3. Il secondo motivo è infondato.
In linea di principio va ricordato che secondo la giurisprudenza di questa Corte i risultati delle intercettazioni sono utilizzabili nel procedimento cautelare pur quando il pubblico ministero non abbia allegato i relativi supporti, (cfr. Sez. 5, n. 37699 del 17/07/2008 Cc. dep. 03/10/2008 Rv. 241948).
Con la citata pronuncia è stato altresì precisato che ai fini dell'utilizzabilità dei risultati delle intercettazioni per l'emissione di una misura cautelare non è necessaria nemmeno la trasmissione del verbale previsto dall'art. 268 c.p.p., comma 1, ma è sufficiente la trasmissione, con la richiesta del P.M., di una documentazione sommaria e informale, come i c.d. brogliacci di ascolto (v. anche Sez. 1, n. 5903 del 26/11/1998 Cc. dep. 18/01/1999 Rv.212104; Sez. 1, n. 3289 del 28/04/1999 Cc. dep. 15/06/1999 Rv. 213727).

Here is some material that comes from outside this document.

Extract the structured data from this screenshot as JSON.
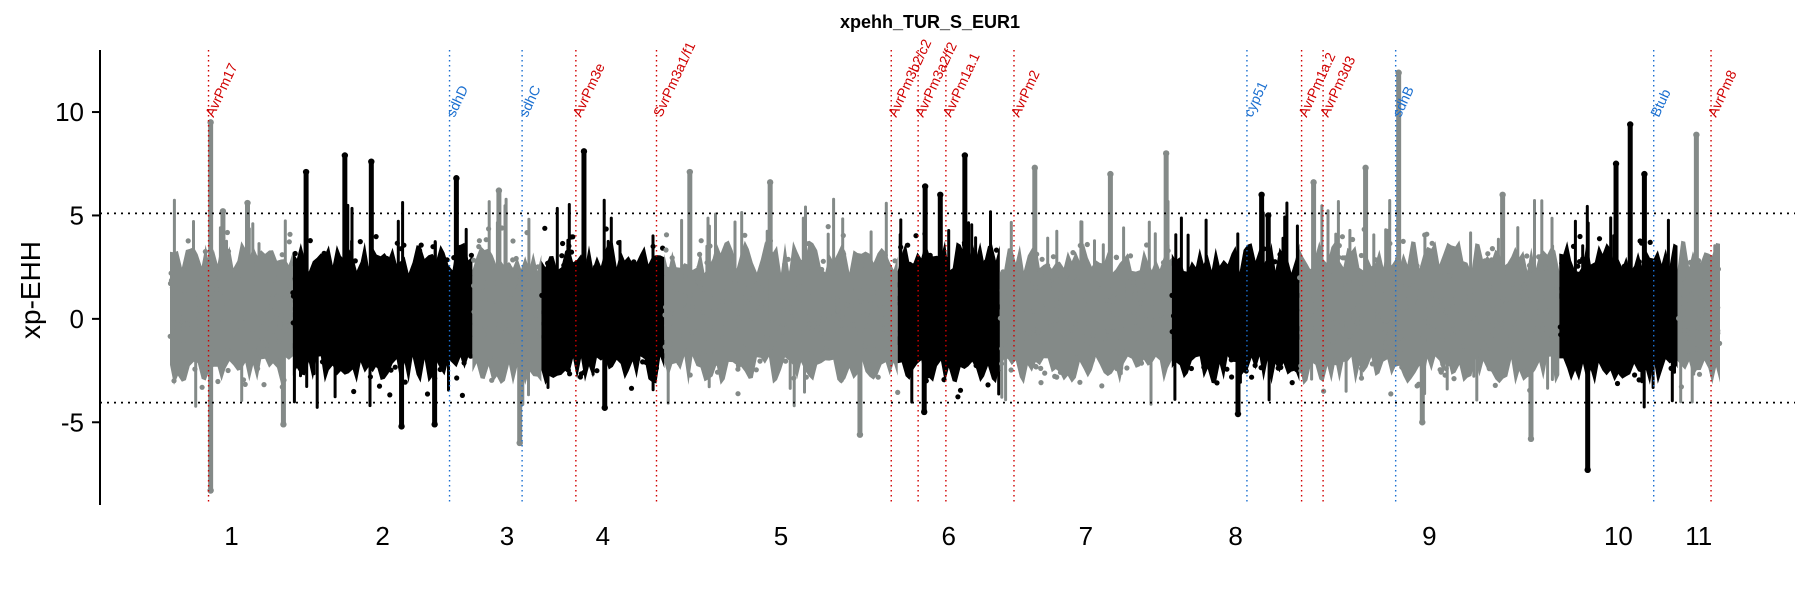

Dunque, a maggior ragione non è produttivo di alcuna sanzione processuale e tanto meno della inutilizzabilità del mezzo o della inefficacia della ordinanza, il mancato invio delle bobine contenente i nastri delle intercettazioni, posto che il contraddittorio delle parti e l'esame nel merito da parte del Tribunale è garantito attraverso il vaglio del suddetto materiale, dovendosi tenere conto anche dell'interesse alla celere definizione della procedura, perseguito attraverso la brevità dei termini perentori imposti nella procedura incidentale (così, Sez. 5, n. 37699/2008 cit.). Ciò posto, nel caso di specie il Tribunale ha rilevato che è "stato trasmesso anche il supporto informatico" riferendosi evidentemente, con tale espressione, anche alle trascrizioni delle conversazioni che sono contenute nel supporto stesso, o ai c.d. brogliacci di ascolto in quanto costituiscono atti delle indagini preliminari: in tal modo, facendo "riferimento alla questione prospettata dal difensore in sede di udienza camerale" il Tribunale ha valutato la censura della difesa e ad essa ha dato corretta risposta.
Ne consegue il rigetto del ricorso e la condanna del ricorrente al pagamento delle spese processuali.
P.Q.M.
Rigetta il ricorso e condanna il ricorrente al pagamento delle spese processuali.
Così deciso in Roma, il 29 gennaio 2015.